Acer Dipalak Hacker
- WSJ
VIVA – Raksasa teknologi Taiwan, Acer, diserang oleh ransomware REvil. Tidak main-main, hacker atau peretas ini meminta tebusan sebesar US$50 juta atau Rp721 miliar. Dikutip dari situs Engadget, Senin, 22 Maret 2021, kabarnya, ransomware REvil bisa menyusup ke jaringan Acer lewat celah yang ada di Microsoft Exchange.
Jumlah tebusan ini diklaim yang paling besar di antara kasus ransomware lainnya. Hal ini karena Acer adalah perusahaan teknologi besar yang melaporkan pendapatannya hampir US$3 miliar atau Rp43 triliun pada kuartal IV 2020.

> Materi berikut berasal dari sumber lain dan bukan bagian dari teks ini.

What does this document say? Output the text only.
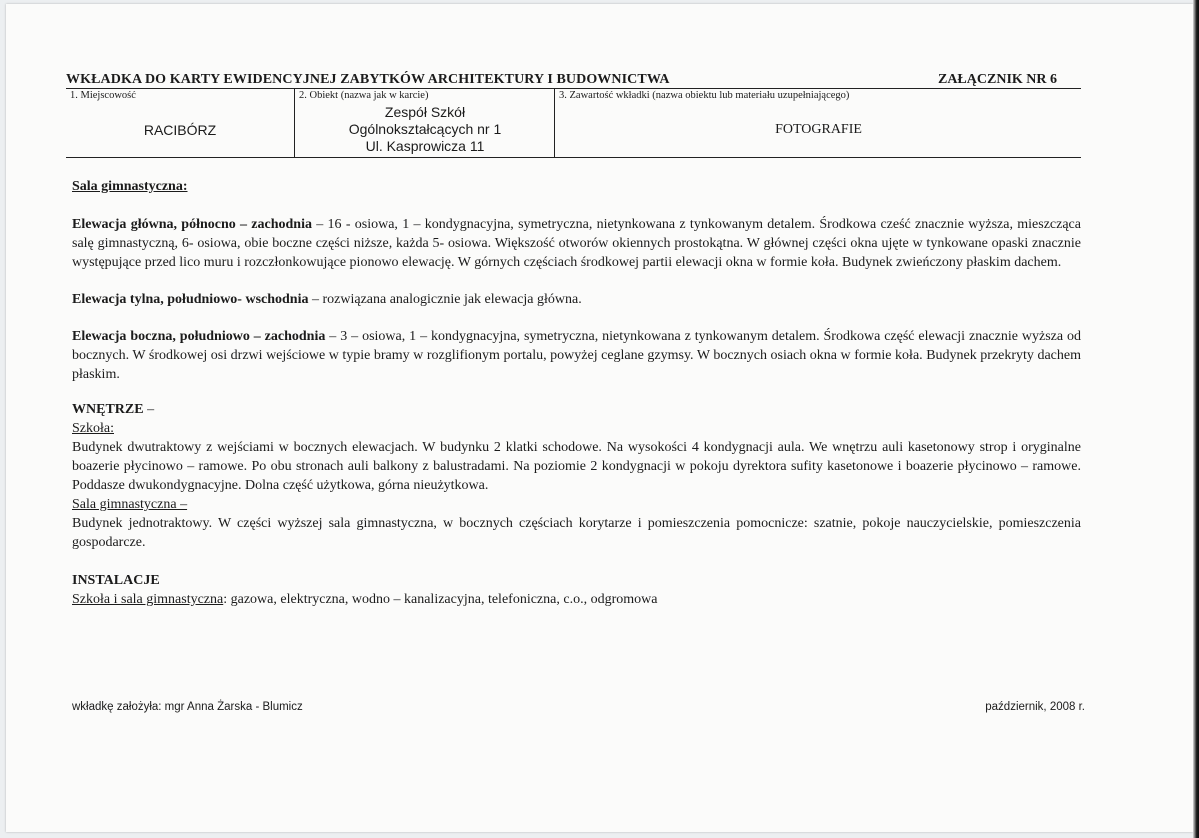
WKŁADKA DO KARTY EWIDENCYJNEJ ZABYTKÓW ARCHITEKTURY I BUDOWNICTWA	ZAŁĄCZNIK NR 6
1. Miejscowość
RACIBÓRZ
2. Obiekt (nazwa jak w karcie)
Zespół Szkół
Ogólnokształcących nr 1
Ul. Kasprowicza 11
3. Zawartość wkładki (nazwa obiektu lub materiału uzupełniającego)
FOTOGRAFIE

Sala gimnastyczna:

Elewacja główna, północno – zachodnia – 16 - osiowa, 1 – kondygnacyjna, symetryczna, nietynkowana z tynkowanym detalem. Środkowa cześć znacznie wyższa, mieszcząca salę gimnastyczną, 6- osiowa, obie boczne części niższe, każda 5- osiowa. Większość otworów okiennych prostokątna. W głównej części okna ujęte w tynkowane opaski znacznie występujące przed lico muru i rozczłonkowujące pionowo elewację. W górnych częściach środkowej partii elewacji okna w formie koła. Budynek zwieńczony płaskim dachem.

Elewacja tylna, południowo- wschodnia – rozwiązana analogicznie jak elewacja główna.

Elewacja boczna, południowo – zachodnia – 3 – osiowa, 1 – kondygnacyjna, symetryczna, nietynkowana z tynkowanym detalem. Środkowa część elewacji znacznie wyższa od bocznych. W środkowej osi drzwi wejściowe w typie bramy w rozglifionym portalu, powyżej ceglane gzymsy. W bocznych osiach okna w formie koła. Budynek przekryty dachem płaskim.

WNĘTRZE –

Szkoła:

Budynek dwutraktowy z wejściami w bocznych elewacjach. W budynku 2 klatki schodowe. Na wysokości 4 kondygnacji aula. We wnętrzu auli kasetonowy strop i oryginalne boazerie płycinowo – ramowe. Po obu stronach auli balkony z balustradami. Na poziomie 2 kondygnacji w pokoju dyrektora sufity kasetonowe i boazerie płycinowo – ramowe. Poddasze dwukondygnacyjne. Dolna część użytkowa, górna nieużytkowa.

Sala gimnastyczna –

Budynek jednotraktowy. W części wyższej sala gimnastyczna, w bocznych częściach korytarze i pomieszczenia pomocnicze: szatnie, pokoje nauczycielskie, pomieszczenia gospodarcze.

INSTALACJE

Szkoła i sala gimnastyczna: gazowa, elektryczna, wodno – kanalizacyjna, telefoniczna, c.o., odgromowa

wkładkę założyła: mgr Anna Żarska - Blumicz	październik, 2008 r.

Baca: Hati-hati Kalau Tinggal di Sini, Data Pribadi Kamu Rawan Dicuri
Komplotan hacker itu diyakini juga berada di balik serangan ransomware senilai US$6 juta atau Rp86,4 miliar di Travelex pada tahun lalu. Mereka bahkan mengumumkan telah meretas Acer di di situs dark web dan mempostingnya dengan beberapa gambar sebagai barang bukti.
Diyakini bahwa serangan ransomware REvil disponsori China, yang mana berada di balik sebagian besar serangan yang melibatkan kelemahan Microsoft Exchange. Kelemahan ini kemudian ditemukan kelompok hacker lain yang juga ikut memanfaatkannya.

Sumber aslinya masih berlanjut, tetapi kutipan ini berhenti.